Rettungswagen stehen häufiger in der Werkstatt
Nach einer Vorgabe der Krankenkassen müssen die Fahrzeuge länger genutzt werden. Das bringt Probleme
Landkreis Für die Jahre 2017 bis 2020 haben die Kostenträger festgelegt, dass die Fahrzeuge im Rettungsdienst in Bayern später als bislang gegen neue getauscht werden dürfen. Bisher mussten beispielsweise normale Rettungswagen mindestens vier Jahre genutzt werden, die Obergrenze lag bei acht Jahren und 220000 Kilometern. Nach der Änderung liegt die Untergrenze für Fahrzeuggenerationen ab dem Jahr 2013 bei fünf Jahren, die Obergrenze wurde auf- und die Kilometergrenze auf 260 000 angehoben.
Alexander Faith, Rettungsdienstleiter beim Günzburger Kreisverband des Roten Kreuzes (BRK), erwartet Auswirkungen erst ab Ende dieses oder Anfang nächsten Jahres, weil dann Fahrzeuge ausgewechselt werden müssten. So ist für die Wache in Jettingen für November ein neuer Rettungswagen vorgesehen, der schon einen neuen Motor bekommen hat. Faith ist skeptisch, ob das Fahrzeug dann gewechselt werden kann. Es wird im November wohl gut 360000 Kilometer gefahren sein.
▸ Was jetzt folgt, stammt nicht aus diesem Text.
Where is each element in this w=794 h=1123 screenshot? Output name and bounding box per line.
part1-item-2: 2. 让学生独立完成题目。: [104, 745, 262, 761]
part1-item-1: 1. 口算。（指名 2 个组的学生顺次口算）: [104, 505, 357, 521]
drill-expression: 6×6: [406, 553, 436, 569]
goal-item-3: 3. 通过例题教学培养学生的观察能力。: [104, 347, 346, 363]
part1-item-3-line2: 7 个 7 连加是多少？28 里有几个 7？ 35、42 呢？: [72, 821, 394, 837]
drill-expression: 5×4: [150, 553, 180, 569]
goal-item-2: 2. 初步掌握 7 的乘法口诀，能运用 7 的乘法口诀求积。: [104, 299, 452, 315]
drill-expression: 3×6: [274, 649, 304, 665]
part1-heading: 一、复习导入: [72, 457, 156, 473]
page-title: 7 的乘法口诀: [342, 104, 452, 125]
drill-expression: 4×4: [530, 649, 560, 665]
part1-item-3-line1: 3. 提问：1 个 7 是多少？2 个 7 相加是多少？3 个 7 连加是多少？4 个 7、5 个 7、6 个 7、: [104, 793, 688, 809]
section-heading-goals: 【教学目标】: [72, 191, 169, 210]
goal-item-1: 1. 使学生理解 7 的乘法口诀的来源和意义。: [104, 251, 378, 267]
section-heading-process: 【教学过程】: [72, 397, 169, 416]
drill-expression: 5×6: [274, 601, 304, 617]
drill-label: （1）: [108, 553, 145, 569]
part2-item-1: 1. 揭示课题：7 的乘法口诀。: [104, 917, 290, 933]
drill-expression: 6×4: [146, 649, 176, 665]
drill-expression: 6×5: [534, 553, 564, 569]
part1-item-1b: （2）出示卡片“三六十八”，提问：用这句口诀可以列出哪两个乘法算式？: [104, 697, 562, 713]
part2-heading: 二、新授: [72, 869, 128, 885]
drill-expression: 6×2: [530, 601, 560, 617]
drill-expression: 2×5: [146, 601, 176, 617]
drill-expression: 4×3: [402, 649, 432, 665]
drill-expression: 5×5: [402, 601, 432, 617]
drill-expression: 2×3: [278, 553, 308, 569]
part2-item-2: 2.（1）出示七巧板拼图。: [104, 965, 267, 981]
Aber schon jetzt zeige sich, dass die Wagen häufiger in der Werkstatt und damit nicht für den Dienst zur Verfügung stehen.
Dann kann zwar auf Reservefahrzeuge zurückgegriffen werden, aber auch deren Zahl ist endlich. Es treten bislang zwar keine größeren Defekte auf, aber auch die Reparatur kaputter Tragen oder Trittbretter braucht Zeit. Es liege auf der Hand, dass die Anfälligkeit mit steigendem Alter der Fahrzeuge größer werde. Und auch wenn während des Diensts ein Reifenwechsel nötig ist, kann der Wagen währenddessen nicht eingesetzt werden. Verschärfen könnte sich die Lage, weil das neue Rettungsdienst-Gutachten für manche Gebiete mehr Fahrzeuge empfiehlt (wir berichteten). Da dies in der aktuellen Kostenkalkulation nicht berücksichtigt werden konnte, fürchtet Faith, dass neue Wagen zulasten des Austauschs vorhandener gehen. Die Grenzen sind nicht nur für Rettungswagen, sondern auch für andere Fahrzeuge angehoben worden, nur für Intensivtransportund Baby-Notarztwagen sind sie nicht so gravierend.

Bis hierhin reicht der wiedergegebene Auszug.